Tengo en la cómoda de mi habitación un cuenco de cristal con rosas secas. Las fui colocando ahí como recuerdo de algún acontecimiento especialmente señalado: los funerales de mis abuelos, un regalo, una de Sant Jordi…La mayoría eran rojas, ahora granates con los bordes ennegrecidos por el paso del tiempo, pero también hay una que fue amarilla e, incluso, una azul. Han pasado los años y ahora, de pronto, al tocarlas se caen las hojas algo polvorientas y no puedo recordar a qué hecho correspondía cada una. Los motivos por los que las puse ahí se han entremezclado y al ver las flores marchitas me pregunto si ya han hecho su ciclo en esta casa.

¿Tiene sentido conservar cosas que en su día decidimos guardar por una causa que ahora no recordamos? Creo que no. Siempre triunfa mi afán por reubicar las cosas y “esponjar” los espacios. Es una necesidad vital. Nuestra casa no crece. Nuestros hijos, sí. También el tamaño de su ropa y sus pertenencias. Nuestro hijo de trece años ha crecido tanto y tan rápido que parece que sus piernas y sus zapatillas estén en varios sitios a la vez. Y busco espacios libres. Resurge de nuevo el debate entre guardar y tirar; conservar físicamente para refrescar la memoria (?).
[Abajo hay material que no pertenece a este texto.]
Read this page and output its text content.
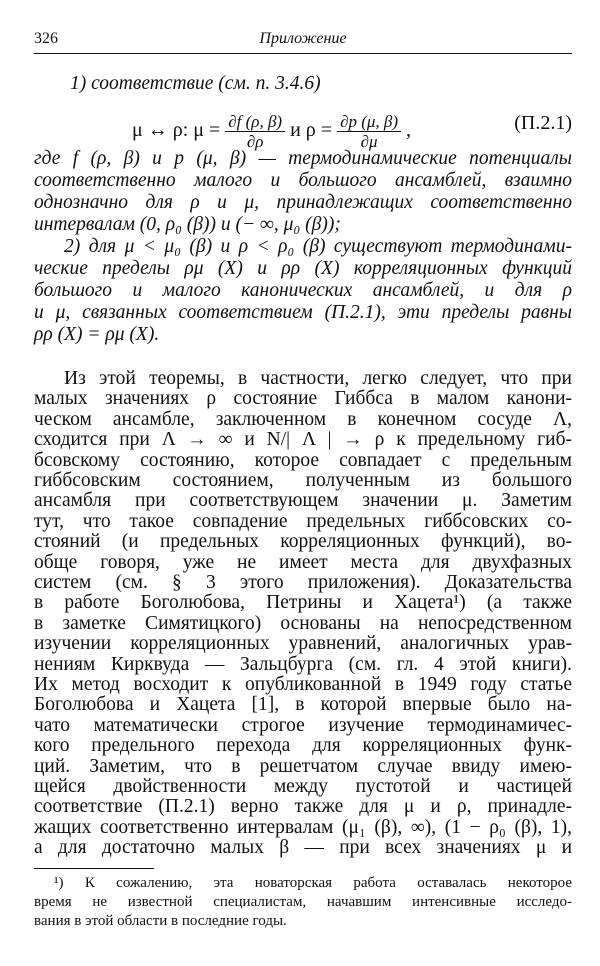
326	Приложение
1) соответствие (см. п. 3.4.6)
μ ↔ ρ: $\mu = \frac{\partial f (\rho, \beta)}{\partial\rho}$ и $\rho = \frac{\partial p (\mu, \beta)}{\partial\mu}$ ,	(П.2.1)
где f (ρ, β) и p (μ, β) — термодинамические потенциалы
соответственно малого и большого ансамблей, взаимно
однозначно для ρ и μ, принадлежащих соответственно
интервалам (0, ρ₀ (β)) и (− ∞, μ₀ (β));
2) для μ < μ₀ (β) и ρ < ρ₀ (β) существуют термодинами-
ческие пределы ρμ (X) и ρρ (X) корреляционных функций
большого и малого канонических ансамблей, и для ρ
и μ, связанных соответствием (П.2.1), эти пределы равны
ρρ (X) = ρμ (X).
Из этой теоремы, в частности, легко следует, что при
малых значениях ρ состояние Гиббса в малом канони-
ческом ансамбле, заключенном в конечном сосуде Λ,
сходится при Λ → ∞ и N/| Λ | → ρ к предельному гиб-
бсовскому состоянию, которое совпадает с предельным
гиббсовским состоянием, полученным из большого
ансамбля при соответствующем значении μ. Заметим
тут, что такое совпадение предельных гиббсовских со-
стояний (и предельных корреляционных функций), во-
обще говоря, уже не имеет места для двухфазных
систем (см. § 3 этого приложения). Доказательства
в работе Боголюбова, Петрины и Хацета¹) (а также
в заметке Симятицкого) основаны на непосредственном
изучении корреляционных уравнений, аналогичных урав-
нениям Кирквуда — Зальцбурга (см. гл. 4 этой книги).
Их метод восходит к опубликованной в 1949 году статье
Боголюбова и Хацета [1], в которой впервые было на-
чато математически строгое изучение термодинамичес-
кого предельного перехода для корреляционных функ-
ций. Заметим, что в решетчатом случае ввиду имею-
щейся двойственности между пустотой и частицей
соответствие (П.2.1) верно также для μ и ρ, принадле-
жащих соответственно интервалам (μ₁ (β), ∞), (1 − ρ₀ (β), 1),
а для достаточно малых β — при всех значениях μ и
¹) К сожалению, эта новаторская работа оставалась некоторое
время не известной специалистам, начавшим интенсивные исследо-
вания в этой области в последние годы.
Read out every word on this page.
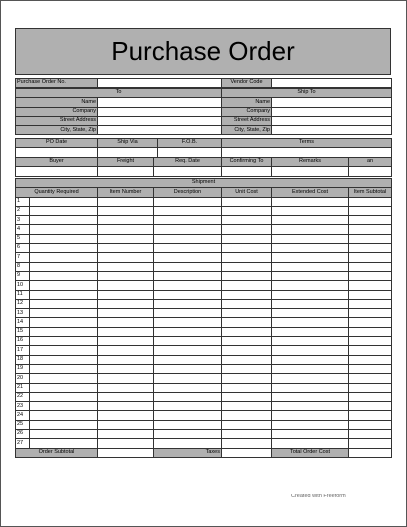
Purchase Order
Purchase Order No.		Vendor Code	
To		Ship To	
Name		Name	
Company		Company	
Street Address		Street Address	
City, State, Zip		City, State, Zip	
PO Date	Ship Via	F.O.B.	Terms

Buyer	Freight	Req. Date	Confirming To	Remarks	an

Shipment						
Quantity Required		Item Number	Description	Unit Cost	Extended Cost	Item Subtotal
1						
2						
3						
4						
5						
6						
7						
8						
9						
10						
11						
12						
13						
14						
15						
16						
17						
18						
19						
20						
21						
22						
23						
24						
25						
26						
27						
Order Subtotal			Taxes		Total Order Cost	
Created with Freeform
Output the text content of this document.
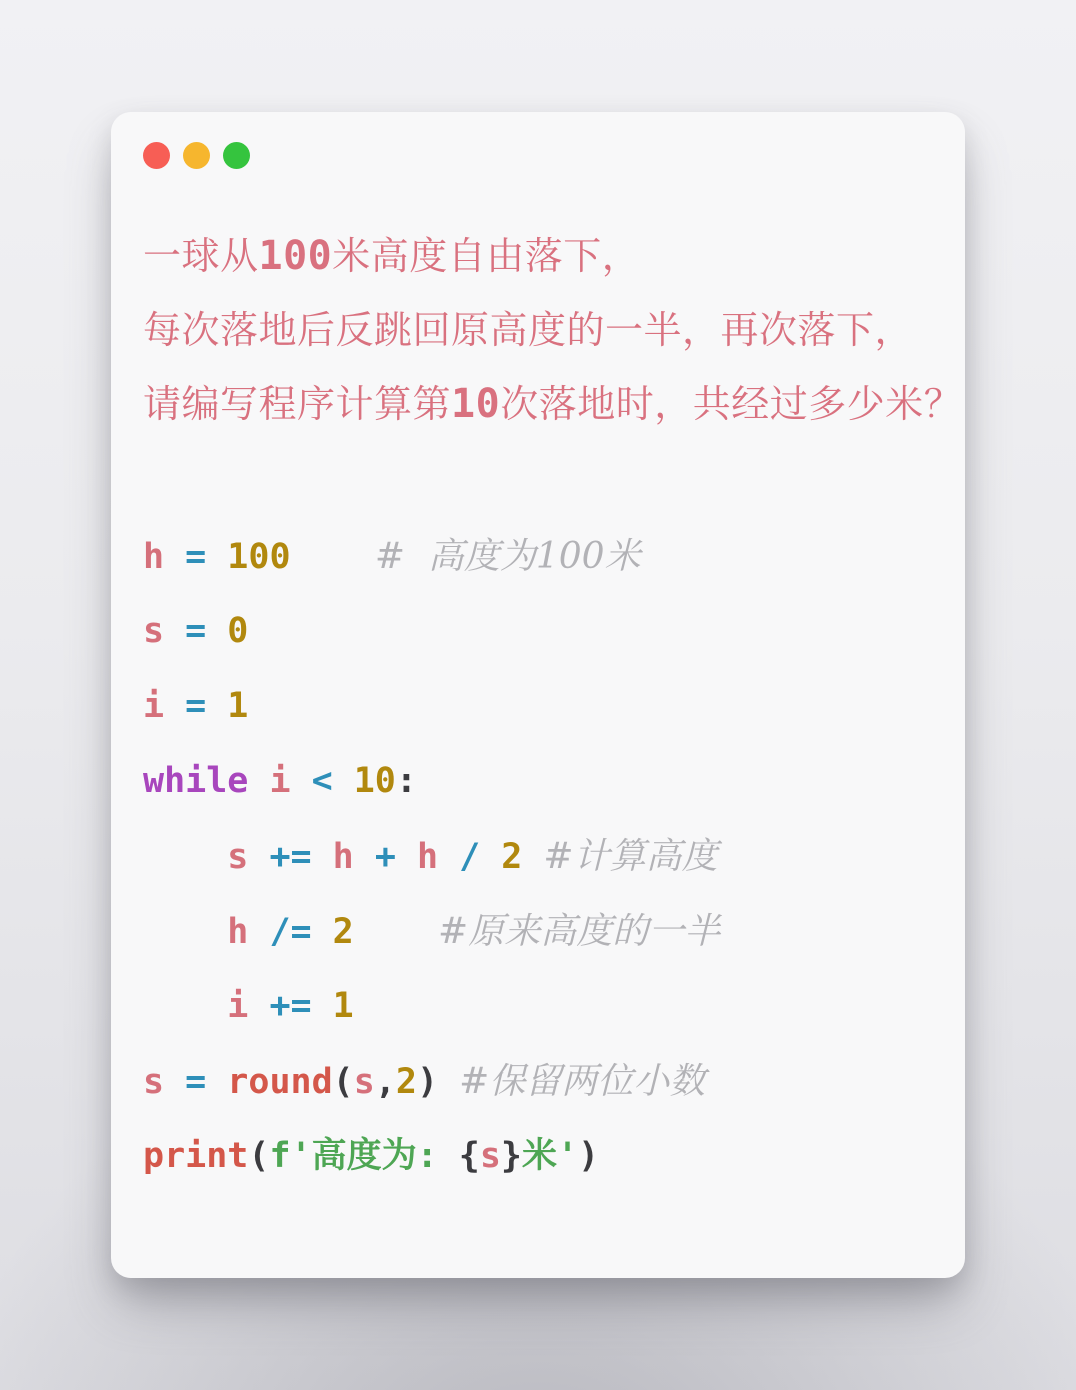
一球从100米高度自由落下，
每次落地后反跳回原高度的一半，再次落下，
请编写程序计算第10次落地时，共经过多少米？
h = 100 #  高度为100米
s = 0
i = 1
while i < 10:
s += h + h / 2 #计算高度
h /= 2 #原来高度的一半
i += 1
s = round(s,2) #保留两位小数
print(f'高度为: {s}米')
¿Qué criterio deberíamos aplicar para establecer un orden coherente? Defiendo que la sensación de hogar implica que cada uno de los miembros de la familia sienta como propio algún espacio -estante, cajones, cuadros, fotos, sillón…-. Por tanto, conviven criterios variados que no siempre son armónicos. Algunos se exceden en el atesoraniento de materiales que no evocan nada y, para compensar, otros -de forma espontánea- nos volvemos unos “desalmados”. En momentos de cambio de armarios, de revisión de papeles, de clasificación de álbumenes y libros… salen a la luz prendas y objetos que seguirán en casa o desaparecán para siempre. Parecen decisiones caprichosas pero no lo son. Aún no me he desprendido de las rosas secas.